In Excel 2003 for example:

  1. Click Options on the Tools menu, then click the General tab.
  2. Under Settings, select the R1C1 reference style check box.

Then in your formula, you would just do this:

=R1 = "X"

which will automatically return a true or a false. Please note that in your formulas, any time you use If() to return true and false, you can just get rid of the If() entirely as any comparison already returns a boolean value.

Unfortunately, with this method, you can't use the A1 reference style, so this trick may be of limited utility for you.

Use named ranges

Named ranges really are powerful, and they are easy to use. Let's say you've labeled the column with the X's in it Flag. So you would select the entire column and select Insert -> Name -> Define. Give it the name Flag (if it hasn't already found it based on your label) and then in formulas you use the word Flag as if it was a cell reference, like so:

=Flag = "X"

This will use the value from the same row, but the correct column.

In addition to manually defining names, if you want to add labels to a whole set of data at once, select your data range, then choose Insert -> Names -> Create, and choose the position of the labels (usually Top Row for me). Now you've defined a named range for every column in your spreadsheet and you can begin using those in your formulas.

One more tidbit

Don't miss out on the intersect operator, which is a space. The union operator is a comma as in =Sum(A1, B1) and the intersect operator is similarly used like this =Sum(Flag 2:10). If the named range Flag referred to column 1 for example, then this would address the range A2:A10, the intersection of the two listed ranges.

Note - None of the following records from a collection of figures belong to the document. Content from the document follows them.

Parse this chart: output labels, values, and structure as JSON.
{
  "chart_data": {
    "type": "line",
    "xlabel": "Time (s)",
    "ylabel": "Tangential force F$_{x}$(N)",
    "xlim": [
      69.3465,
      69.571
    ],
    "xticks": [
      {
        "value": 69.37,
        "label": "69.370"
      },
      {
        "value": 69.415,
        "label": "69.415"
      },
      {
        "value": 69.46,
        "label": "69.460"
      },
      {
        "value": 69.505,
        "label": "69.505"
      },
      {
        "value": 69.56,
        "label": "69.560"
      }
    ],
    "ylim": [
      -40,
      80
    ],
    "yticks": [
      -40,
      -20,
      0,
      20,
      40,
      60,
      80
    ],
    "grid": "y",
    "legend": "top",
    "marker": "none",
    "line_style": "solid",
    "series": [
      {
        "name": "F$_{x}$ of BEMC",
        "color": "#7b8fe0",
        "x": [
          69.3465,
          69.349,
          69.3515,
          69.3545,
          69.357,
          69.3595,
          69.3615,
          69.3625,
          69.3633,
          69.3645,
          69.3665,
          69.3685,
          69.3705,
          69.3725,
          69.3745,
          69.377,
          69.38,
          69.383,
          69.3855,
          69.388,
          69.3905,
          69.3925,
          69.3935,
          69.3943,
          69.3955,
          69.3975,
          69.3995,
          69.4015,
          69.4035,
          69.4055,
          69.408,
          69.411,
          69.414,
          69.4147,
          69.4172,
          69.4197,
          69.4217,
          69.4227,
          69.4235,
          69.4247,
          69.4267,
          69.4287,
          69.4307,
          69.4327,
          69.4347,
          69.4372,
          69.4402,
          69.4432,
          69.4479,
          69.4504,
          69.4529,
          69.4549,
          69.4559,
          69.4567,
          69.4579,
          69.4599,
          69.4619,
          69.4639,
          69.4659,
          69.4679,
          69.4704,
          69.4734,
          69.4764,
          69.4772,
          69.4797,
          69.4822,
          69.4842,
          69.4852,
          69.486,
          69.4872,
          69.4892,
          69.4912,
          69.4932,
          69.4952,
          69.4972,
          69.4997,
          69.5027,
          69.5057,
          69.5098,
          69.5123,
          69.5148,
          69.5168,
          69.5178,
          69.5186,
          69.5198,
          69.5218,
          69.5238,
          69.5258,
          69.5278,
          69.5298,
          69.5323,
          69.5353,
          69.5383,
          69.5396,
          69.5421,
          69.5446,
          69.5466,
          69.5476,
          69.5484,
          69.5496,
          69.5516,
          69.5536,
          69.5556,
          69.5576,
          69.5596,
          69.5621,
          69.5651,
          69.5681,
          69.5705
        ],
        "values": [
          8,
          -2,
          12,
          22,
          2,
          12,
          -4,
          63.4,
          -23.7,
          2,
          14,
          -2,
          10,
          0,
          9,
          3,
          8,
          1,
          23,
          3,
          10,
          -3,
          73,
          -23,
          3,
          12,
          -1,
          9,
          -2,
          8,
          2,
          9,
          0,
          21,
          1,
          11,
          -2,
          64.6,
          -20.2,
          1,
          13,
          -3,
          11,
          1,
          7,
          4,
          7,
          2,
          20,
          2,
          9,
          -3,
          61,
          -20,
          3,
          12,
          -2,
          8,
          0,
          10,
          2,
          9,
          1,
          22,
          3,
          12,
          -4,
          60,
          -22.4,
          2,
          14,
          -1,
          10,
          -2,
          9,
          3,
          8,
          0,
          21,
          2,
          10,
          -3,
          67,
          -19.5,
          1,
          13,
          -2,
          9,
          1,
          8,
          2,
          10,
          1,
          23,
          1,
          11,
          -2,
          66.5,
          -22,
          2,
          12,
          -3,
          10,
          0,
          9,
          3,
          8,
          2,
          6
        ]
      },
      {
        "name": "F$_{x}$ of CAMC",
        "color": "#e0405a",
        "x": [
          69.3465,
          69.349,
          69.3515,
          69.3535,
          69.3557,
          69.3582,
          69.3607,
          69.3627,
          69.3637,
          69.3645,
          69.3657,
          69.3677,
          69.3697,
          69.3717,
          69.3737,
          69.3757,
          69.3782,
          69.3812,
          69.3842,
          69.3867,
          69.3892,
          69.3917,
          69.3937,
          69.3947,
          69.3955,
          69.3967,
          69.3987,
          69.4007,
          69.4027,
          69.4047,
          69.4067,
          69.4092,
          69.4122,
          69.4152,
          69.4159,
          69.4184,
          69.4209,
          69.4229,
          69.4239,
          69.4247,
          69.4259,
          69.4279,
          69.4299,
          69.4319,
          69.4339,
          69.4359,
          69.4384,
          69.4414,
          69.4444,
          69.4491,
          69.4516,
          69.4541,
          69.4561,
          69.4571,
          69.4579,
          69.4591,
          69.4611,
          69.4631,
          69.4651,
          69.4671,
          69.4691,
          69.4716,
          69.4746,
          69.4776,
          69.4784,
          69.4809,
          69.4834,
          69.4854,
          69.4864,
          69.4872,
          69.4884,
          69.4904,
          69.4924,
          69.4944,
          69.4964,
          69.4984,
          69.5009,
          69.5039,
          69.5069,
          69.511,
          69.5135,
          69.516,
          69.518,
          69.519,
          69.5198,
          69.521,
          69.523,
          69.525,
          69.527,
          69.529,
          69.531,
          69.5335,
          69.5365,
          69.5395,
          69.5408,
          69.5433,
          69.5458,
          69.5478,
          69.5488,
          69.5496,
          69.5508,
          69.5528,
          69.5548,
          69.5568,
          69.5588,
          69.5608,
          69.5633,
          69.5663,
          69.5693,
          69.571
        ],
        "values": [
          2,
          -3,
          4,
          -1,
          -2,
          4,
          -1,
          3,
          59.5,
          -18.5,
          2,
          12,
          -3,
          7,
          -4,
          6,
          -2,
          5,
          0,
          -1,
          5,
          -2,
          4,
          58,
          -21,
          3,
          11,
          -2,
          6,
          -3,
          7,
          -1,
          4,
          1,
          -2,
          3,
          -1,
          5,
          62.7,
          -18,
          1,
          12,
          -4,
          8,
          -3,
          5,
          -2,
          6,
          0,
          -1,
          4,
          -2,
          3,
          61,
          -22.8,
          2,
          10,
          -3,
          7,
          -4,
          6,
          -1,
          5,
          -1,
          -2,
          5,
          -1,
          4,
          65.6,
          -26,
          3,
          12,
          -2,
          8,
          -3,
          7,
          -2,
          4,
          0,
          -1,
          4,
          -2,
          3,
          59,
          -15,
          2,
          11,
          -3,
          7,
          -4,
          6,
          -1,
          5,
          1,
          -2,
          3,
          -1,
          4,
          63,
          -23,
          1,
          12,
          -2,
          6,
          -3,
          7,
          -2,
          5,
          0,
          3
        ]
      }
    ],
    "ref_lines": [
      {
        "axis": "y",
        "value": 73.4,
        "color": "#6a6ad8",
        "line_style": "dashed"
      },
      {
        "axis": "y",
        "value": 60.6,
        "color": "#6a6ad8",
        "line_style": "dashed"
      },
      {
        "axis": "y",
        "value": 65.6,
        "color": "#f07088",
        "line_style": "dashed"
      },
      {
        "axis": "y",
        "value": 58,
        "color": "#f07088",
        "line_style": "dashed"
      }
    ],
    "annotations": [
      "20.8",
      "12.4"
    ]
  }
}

You can use many intersections one after the other as in range range range range. A:A 1:1 resolves to the same reference as A1.

If your row data is also labeled meaningfully, as in regions or years or other values, then adding named ranges and using the intersect operator can do some wonderful things, such as, if the named range TotalSales refers to a column with sales amounts in it, and the named range California refers to all the (entire) rows with California's data—not necessarily contiguous—then the formula =Sum(TotalSales California1) would be the sum of the intersection of those two.